Попутно я заглядывал во все окна, мимо которых проплывал на пути к бурному покою на крыше. Как космонавт, пролетающий над континентами, я посылал местным обитателям привет и пожелания мира их пятикомнатным хижинам.
Все, слава Богу, вернулось на круги свои – после революции самые дорогие квартиры в Москве были превращены в коммуналки и заселены нищими пролетариями. Теперь за каких-то пару лет шустрые риэлтеры расселили из коммуналок хозяев страны и продали дом за астрономические бабки наемникам капитала.
На втором этаже молодой жирноватый буржуй завтракал. Скорее всего ел ананасы и рябчиков жрал. Абсолютно было непохоже, что он верит полоумному поэту революции, будто день его последний приходит, буржуя. А зря! По-моему, социалистические революции неизбежны в нашем отечестве, как осенняя грязь и зимняя холодрыга.
Буржуи лето красное пропели, оглянуться не успели, как опять им ссут в глаза, едритская сила!
На третьем этаже мучили мальчика, мытарили ребенка по-черному. На черном рояле учили музыке. Дрочил, бедняга, гаммы. На бледной мордочке написано страдание. Не понимает, дурачок, что выполняет миссию. Он – новая генерация, культурный помет дикого российского капитализма.

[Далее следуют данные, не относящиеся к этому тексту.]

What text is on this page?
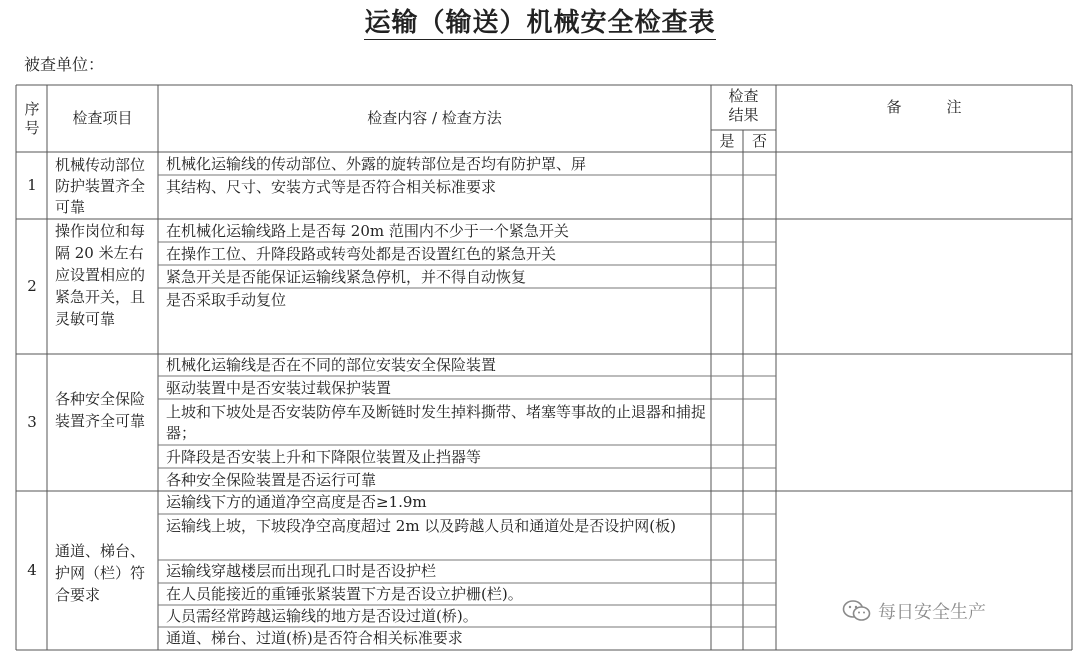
运输（输送）机械安全检查表
被查单位：
序号
检查项目	检查内容 / 检查方法
检查结果
是	否
备　　　注
1
机械传动部位防护装置齐全可靠
机械化运输线的传动部位、外露的旋转部位是否均有防护罩、屏
其结构、尺寸、安装方式等是否符合相关标准要求
2
操作岗位和每隔 20 米左右应设置相应的紧急开关，且灵敏可靠
在机械化运输线路上是否每 20m 范围内不少于一个紧急开关
在操作工位、升降段路或转弯处都是否设置红色的紧急开关
紧急开关是否能保证运输线紧急停机，并不得自动恢复
是否采取手动复位
3
各种安全保险装置齐全可靠
机械化运输线是否在不同的部位安装安全保险装置
驱动装置中是否安装过载保护装置
上坡和下坡处是否安装防停车及断链时发生掉料撕带、堵塞等事故的止退器和捕捉器；
升降段是否安装上升和下降限位装置及止挡器等
各种安全保险装置是否运行可靠
4
通道、梯台、护网（栏）符合要求
运输线下方的通道净空高度是否≥1.9m
运输线上坡，下坡段净空高度超过 2m 以及跨越人员和通道处是否设护网(板)
运输线穿越楼层而出现孔口时是否设护栏
在人员能接近的重锤张紧装置下方是否设立护栅(栏)。
人员需经常跨越运输线的地方是否设过道(桥)。
通道、梯台、过道(桥)是否符合相关标准要求
每日安全生产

А на четвертом этаже стояла перед окном голая девка. Со сна – пухломорденькая, мопсовидная, с острыми козьими сиськами и поджарым животом, под которым черный треугольник, как пиратский парусок, понес меня на волне вспыхнувшего желания. Она лениво и сладко потягивалась, а у меня ведро с карабином зашевелилось на коленях.
Забыв на миг, почему я здесь оказался, я снял каску и чинно поклонился. Девка вгляделась удивленно и засмеялась, сучка. Ах, как было бы хорошо спрыгнуть к ней на подоконник, как сизарь-голубь, поцокать клювом в стекло!
А трос волок меня выше, выше, еще выше, уже крон-балка над головой, я махнул рукой вниз – майна!
Люлька замерла, я ухватился за блок, для верности качнулся сильнее и соскочил на крышу.
Поднялся на кровлю лифтовой шахты, из ведра достал части карабина, быстро собрал, проверил, тщательно привинтил оптический прицел и взглянул через калиброванный окуляр на подъезд холдинга «РОСС и Я».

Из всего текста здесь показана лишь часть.